As a catalyst of greater market efficiency, we are also looking at investing further in data infrastructure, including the automation of regulation (RegTech) and supervision (SupTech) to facilitate end-to-end payments and financial services by the licensed entities. 

If properly developed, SupTech will allow us to collect big data sets in real time for harnessing trends and other analyses, thus reducing compliance costs for the financial industry. Most importantly, this will free up reporting time and costs for regulated entities, allowing them to spend more time and money on business development. 

RegTech is a more complex endeavor, but its success will considerably lower costs related to the development and dissemination of central bank regulation as well as compliance for regulated entities. A properly developed solution can automatically deliver new or changed regulatory standards to regulated entities and relieve pressures on manpower. 
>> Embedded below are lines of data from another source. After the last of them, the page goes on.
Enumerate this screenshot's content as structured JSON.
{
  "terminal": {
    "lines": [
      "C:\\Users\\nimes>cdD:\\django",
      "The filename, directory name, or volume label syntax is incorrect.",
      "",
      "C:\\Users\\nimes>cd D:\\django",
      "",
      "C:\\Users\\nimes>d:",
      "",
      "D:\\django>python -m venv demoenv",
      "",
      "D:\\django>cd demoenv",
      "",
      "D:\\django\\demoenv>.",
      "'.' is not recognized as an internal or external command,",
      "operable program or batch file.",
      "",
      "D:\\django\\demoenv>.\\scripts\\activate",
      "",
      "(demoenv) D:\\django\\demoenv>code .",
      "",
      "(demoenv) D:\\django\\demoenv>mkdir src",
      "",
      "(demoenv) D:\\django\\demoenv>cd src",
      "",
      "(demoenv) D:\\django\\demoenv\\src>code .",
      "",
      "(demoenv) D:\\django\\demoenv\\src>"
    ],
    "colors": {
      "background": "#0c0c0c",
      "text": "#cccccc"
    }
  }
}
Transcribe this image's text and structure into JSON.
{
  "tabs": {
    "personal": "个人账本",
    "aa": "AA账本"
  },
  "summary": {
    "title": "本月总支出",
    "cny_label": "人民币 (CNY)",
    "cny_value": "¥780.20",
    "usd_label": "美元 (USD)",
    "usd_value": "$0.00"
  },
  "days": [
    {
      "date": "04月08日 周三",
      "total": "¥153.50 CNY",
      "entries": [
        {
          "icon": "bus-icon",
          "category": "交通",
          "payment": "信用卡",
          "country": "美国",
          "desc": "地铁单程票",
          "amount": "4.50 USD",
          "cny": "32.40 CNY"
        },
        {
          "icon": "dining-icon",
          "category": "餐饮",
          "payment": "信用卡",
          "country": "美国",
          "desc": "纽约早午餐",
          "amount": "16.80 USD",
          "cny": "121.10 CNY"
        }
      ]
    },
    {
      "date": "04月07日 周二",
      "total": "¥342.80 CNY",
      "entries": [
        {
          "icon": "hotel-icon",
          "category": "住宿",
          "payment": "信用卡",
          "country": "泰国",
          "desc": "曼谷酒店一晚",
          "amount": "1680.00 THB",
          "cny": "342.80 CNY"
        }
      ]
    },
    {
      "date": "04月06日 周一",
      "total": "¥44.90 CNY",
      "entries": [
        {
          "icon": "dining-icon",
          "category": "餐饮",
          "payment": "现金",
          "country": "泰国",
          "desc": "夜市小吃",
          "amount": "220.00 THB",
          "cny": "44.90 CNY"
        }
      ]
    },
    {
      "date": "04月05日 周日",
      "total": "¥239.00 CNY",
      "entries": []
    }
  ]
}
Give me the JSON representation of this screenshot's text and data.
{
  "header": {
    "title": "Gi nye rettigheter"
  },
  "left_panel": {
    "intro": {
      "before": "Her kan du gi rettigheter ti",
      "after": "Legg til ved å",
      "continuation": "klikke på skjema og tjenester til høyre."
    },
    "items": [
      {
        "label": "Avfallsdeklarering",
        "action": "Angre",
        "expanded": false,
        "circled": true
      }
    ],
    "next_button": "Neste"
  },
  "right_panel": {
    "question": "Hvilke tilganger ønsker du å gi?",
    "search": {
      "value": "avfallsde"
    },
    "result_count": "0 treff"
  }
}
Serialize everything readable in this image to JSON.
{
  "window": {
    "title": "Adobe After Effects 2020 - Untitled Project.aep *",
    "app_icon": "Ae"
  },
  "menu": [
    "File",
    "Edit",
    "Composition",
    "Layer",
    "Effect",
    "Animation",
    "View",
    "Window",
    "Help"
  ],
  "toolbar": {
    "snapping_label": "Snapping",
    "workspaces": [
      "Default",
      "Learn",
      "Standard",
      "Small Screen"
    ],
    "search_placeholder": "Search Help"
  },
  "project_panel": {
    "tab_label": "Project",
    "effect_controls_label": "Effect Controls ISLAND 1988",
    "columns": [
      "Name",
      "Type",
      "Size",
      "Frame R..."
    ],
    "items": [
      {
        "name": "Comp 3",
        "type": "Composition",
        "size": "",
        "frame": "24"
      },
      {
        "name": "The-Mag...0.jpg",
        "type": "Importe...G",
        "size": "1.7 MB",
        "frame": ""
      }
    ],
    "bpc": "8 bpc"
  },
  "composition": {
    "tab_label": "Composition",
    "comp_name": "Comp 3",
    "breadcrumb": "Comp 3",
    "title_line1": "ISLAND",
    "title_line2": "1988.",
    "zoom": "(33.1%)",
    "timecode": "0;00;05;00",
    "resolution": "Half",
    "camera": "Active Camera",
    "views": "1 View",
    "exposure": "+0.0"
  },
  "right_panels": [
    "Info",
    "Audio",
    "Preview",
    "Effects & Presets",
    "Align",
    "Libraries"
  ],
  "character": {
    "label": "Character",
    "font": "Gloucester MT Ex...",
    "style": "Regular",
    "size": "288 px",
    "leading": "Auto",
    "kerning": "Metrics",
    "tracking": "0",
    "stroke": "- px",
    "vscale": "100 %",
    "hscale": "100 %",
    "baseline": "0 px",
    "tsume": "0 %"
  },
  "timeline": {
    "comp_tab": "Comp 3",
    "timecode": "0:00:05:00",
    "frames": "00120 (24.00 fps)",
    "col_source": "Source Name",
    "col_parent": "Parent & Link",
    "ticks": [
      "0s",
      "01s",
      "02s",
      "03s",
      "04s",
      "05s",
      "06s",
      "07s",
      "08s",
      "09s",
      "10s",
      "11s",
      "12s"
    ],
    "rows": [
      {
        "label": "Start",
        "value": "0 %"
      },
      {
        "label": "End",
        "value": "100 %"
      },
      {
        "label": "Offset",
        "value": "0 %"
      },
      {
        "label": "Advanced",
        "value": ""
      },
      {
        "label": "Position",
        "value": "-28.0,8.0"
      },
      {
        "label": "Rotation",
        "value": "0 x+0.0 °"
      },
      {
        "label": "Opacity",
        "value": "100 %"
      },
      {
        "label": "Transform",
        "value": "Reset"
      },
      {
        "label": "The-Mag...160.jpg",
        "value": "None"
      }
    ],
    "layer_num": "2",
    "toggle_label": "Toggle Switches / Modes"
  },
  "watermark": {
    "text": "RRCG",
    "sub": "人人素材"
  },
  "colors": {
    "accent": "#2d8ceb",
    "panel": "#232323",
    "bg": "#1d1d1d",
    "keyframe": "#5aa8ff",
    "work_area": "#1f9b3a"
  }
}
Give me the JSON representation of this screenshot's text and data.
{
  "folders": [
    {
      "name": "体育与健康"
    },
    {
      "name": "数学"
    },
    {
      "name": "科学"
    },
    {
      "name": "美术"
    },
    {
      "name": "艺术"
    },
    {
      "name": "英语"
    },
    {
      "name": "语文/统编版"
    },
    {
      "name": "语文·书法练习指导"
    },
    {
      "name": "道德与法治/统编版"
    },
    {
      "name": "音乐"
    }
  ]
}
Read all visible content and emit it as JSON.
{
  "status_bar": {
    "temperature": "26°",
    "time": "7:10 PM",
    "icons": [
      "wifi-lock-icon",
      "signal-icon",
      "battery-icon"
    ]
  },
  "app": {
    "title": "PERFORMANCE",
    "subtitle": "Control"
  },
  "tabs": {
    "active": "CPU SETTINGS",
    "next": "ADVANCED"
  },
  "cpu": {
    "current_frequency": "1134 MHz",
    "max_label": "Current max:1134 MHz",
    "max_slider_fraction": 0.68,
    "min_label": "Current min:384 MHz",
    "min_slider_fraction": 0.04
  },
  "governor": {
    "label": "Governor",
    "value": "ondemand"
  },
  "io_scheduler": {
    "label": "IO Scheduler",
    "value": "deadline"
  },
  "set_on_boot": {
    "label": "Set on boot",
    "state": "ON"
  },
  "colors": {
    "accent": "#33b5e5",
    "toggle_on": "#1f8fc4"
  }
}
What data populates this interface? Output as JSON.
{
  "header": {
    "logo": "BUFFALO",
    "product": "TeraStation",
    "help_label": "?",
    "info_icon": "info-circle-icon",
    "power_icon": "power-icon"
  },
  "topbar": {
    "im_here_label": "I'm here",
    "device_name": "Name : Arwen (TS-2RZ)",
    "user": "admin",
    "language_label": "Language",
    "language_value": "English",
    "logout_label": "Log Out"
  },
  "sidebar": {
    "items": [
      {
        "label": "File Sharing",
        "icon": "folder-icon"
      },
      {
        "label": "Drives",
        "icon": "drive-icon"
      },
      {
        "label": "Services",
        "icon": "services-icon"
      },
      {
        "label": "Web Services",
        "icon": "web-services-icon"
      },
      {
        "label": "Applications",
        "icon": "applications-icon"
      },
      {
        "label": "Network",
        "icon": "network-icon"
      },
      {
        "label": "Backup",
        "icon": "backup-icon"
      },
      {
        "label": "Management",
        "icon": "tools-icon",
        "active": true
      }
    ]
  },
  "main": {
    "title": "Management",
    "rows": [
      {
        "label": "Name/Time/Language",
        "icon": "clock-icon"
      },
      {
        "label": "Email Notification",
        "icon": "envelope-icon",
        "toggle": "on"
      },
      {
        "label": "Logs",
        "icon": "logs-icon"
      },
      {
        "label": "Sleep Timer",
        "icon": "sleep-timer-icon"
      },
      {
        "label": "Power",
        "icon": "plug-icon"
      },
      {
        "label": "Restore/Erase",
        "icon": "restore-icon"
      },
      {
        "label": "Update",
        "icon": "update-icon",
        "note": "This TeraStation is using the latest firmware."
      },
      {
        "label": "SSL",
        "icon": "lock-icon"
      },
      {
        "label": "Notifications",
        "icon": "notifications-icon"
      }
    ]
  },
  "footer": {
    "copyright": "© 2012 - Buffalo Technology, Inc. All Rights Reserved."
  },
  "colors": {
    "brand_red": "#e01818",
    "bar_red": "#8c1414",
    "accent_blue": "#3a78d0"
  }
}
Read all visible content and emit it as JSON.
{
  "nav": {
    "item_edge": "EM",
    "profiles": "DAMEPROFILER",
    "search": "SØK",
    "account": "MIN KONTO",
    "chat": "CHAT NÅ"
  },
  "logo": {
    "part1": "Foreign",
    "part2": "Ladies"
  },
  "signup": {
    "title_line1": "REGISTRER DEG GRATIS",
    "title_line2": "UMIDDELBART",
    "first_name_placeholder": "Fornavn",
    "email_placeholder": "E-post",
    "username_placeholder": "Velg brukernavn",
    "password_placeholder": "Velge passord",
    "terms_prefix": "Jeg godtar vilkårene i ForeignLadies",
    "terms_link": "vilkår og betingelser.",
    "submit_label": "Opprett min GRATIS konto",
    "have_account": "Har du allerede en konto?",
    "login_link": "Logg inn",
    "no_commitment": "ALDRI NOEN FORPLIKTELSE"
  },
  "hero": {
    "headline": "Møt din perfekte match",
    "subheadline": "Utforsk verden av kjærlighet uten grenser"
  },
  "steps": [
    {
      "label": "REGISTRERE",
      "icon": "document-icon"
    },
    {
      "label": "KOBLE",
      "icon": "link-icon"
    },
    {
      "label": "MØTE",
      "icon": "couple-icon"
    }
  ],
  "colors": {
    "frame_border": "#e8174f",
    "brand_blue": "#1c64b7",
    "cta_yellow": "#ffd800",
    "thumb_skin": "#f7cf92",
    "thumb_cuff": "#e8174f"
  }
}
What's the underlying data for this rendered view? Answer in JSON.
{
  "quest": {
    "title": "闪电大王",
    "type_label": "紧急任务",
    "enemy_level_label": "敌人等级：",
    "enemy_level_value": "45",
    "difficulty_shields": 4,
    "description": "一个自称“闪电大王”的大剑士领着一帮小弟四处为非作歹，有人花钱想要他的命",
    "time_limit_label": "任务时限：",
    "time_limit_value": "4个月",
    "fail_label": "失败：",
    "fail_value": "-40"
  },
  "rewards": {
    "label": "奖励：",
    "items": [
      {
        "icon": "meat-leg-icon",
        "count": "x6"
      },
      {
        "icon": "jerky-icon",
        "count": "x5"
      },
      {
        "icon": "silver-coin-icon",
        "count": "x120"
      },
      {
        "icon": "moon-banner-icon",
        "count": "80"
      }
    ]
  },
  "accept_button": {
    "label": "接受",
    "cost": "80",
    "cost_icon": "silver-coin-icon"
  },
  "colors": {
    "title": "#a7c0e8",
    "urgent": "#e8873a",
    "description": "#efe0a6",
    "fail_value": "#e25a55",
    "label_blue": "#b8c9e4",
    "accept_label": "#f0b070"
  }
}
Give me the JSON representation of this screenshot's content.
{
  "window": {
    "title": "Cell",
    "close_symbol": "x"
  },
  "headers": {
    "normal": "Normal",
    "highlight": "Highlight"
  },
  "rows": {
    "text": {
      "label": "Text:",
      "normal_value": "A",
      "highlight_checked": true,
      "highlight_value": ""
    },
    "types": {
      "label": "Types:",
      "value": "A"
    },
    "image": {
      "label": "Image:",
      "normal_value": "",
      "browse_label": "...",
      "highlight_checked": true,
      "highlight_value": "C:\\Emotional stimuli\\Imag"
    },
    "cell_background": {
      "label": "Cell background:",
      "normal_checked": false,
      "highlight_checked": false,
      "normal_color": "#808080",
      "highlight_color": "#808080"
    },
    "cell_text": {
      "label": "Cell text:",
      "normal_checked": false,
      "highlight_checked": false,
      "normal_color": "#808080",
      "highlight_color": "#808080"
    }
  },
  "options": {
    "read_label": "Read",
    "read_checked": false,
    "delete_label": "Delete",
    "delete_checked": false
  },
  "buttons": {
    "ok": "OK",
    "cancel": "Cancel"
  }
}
Naturally, this will require proper interoperability standards, which we aim to develop and adopt in cooperation with the government and private sector participants. Interoperability between the central bank and market participants will require complex upgrades to existing governance and core software solutions as well as creating new ones. This process will be implemented in multiple stages starting with joint pilot projects. 

We are also considering introducing predefined roles for market participants that are similar to those defined in the European Union’s Payment Services Directive 2, and possibly extending the same logic beyond payment services and into the wider financial services. 

Medium-term measures 

We target more actions beyond the enablers of transformation of financial services. We are also considering setting up a FinTech incubator to facilitate growth and investment in startups, the entry of advanced global players and support their entry into the digital financial services market. Furthermore, we are looking at implementing a regulatory sandbox. 

Finally, I would like to mention our interest in learning more about central bank digital currencies (CBDC) in terms of their possible introduction in Armenia. There are various models and functions, and we need to choose those that correspond to the needs of our financial system.  

We view CBDCs not only as an instrument for payments but also potentially for monetary policy. It is also important to consider building this instrument based on jointly developed international technical standards to achieve interoperability with CBDC systems from different countries and jurisdictions, allowing for seamless cross-border transactions.  

While we only briefly touched upon the most prominent elements of our strategic priority of transforming digital services, perhaps the most important outcome of its implementation will be a cultural change or change in the mindset of customers, businesses and regulators. Transformation will not merely be technological but also cognitive, particularly as we move away from a system built around processes to a system built on the needs of customers. 

Finally, we are sure that digital transformation is evolving at the global level and we remain open to discussions and the exchange of experiences.